Die Deutschkenntnisse seien hingegen niedriger als bei den übrigen Interessierten, berichtet Liebig, die Mehrheit habe keinerlei Kenntnisse. „Die deutsche Sprache wird entsprechend auch überproportional als Hürde wahrgenommen“, sagt er.
Für bessere Startbedingungen sorgen will da die Fachoberschule G.D. Goenka in Neu-Delhi. Das Goethe-Institut fördert den Deutschunterricht an der Schule, an der 7500 Jungen und Mädchen von der der 6. bis zur 12. Klasse unterrichtet werden. Morgens lernen die Mädchen an dieser öffentlichen Schule, nachmittags die Jungen.
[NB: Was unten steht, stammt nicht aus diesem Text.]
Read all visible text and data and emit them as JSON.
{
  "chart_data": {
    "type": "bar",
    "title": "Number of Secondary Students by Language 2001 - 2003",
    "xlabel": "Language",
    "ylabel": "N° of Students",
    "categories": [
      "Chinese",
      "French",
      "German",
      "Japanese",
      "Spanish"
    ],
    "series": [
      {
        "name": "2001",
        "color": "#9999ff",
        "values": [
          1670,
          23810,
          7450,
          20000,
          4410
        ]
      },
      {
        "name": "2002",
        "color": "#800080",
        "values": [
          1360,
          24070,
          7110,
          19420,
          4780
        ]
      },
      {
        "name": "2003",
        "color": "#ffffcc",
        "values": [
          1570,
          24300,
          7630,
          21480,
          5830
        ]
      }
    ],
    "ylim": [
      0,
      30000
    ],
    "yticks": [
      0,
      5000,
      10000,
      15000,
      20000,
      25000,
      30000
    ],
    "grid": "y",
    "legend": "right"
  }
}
Alle belegen Kurse in praktischen Berufen.
An diesem Donnerstag stellen einige Schülerinnen ihre Werke Minister Heil und Vanessa Ahuja, Vorständin der deutschen Bundesagentur für Arbeit, vor. Die Mädchen bohren und feilen, sie verbinden Elektroden und verkaufen selbstgemachtes Kunsthandwerk. Ab 2025 sollen 30 junge Erwachsene nach dem Schulabschluss bei Handwerksbetrieben in Nordrhein-Westfalen ihre Ausbildung machen. Industrie- oder Zerspanungsmechaniker, Mechatronikerin oder Metallbauerin sind zunächst im Angebot. Alle Firmen erklären sich bereit, sich um einen Platz zum Wohnen und ums Wohlbefinden der Schützlinge zu kümmern.
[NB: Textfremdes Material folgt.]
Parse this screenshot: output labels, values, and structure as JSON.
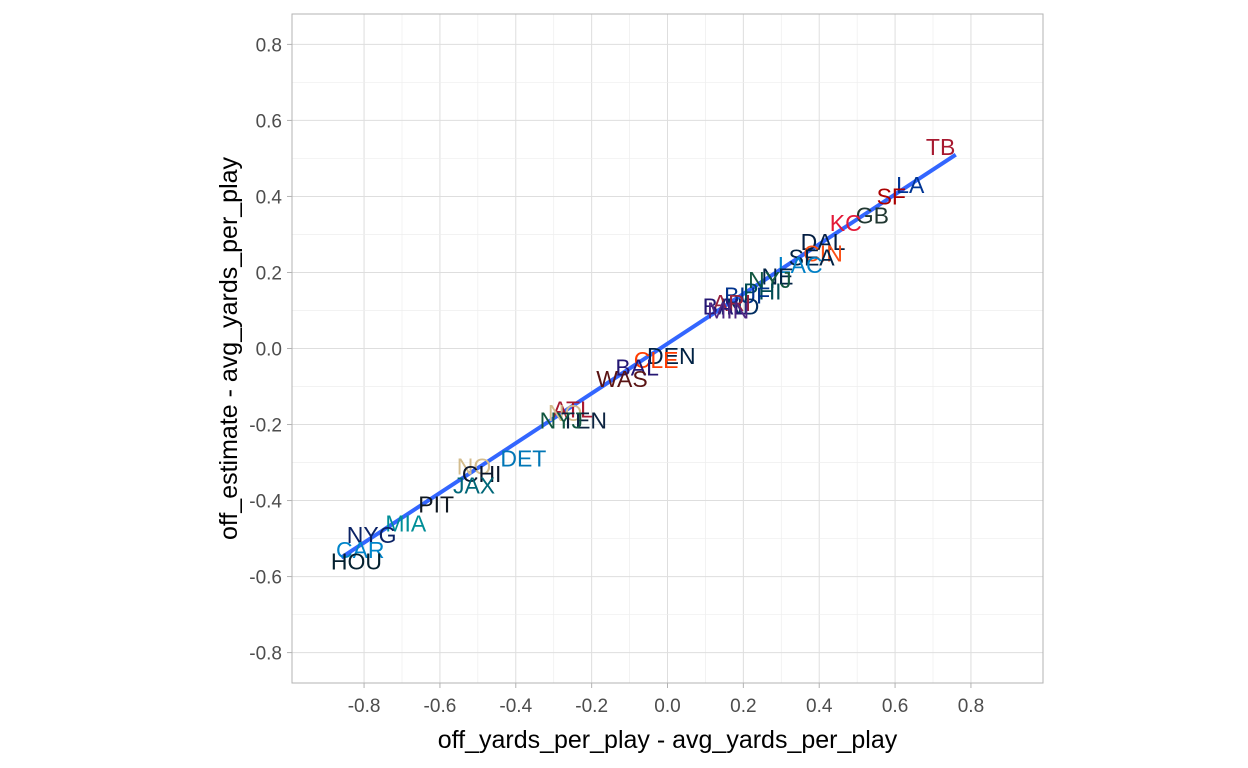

Die 15-jährige Ambika hat dem Besuch aus Deutschland gerade ein paar elektrische Schaltkreise gezeigt. Die Zehntklässlerin kann zwar noch kein Deutsch, will es aber in der Schule nun angehen. Mechatronikerin sei eine gute Sache für sie, sagt die Schülerin. Sie denkt groß, traut sich den Schritt ins Ausland zu. Der ihr dann vielleicht noch weitere Wege ermöglicht. „Am Ende will ich einmal Jura studieren.“
Bäcker Micha Schmid hat dagegen seine Heimat und seine Berufung in Indien gefunden. Er fühle sich wohl, solange es „Käse, Kaffee und Brot“ gebe. Bis auf den Kaffee stellt er inzwischen alles selbst her.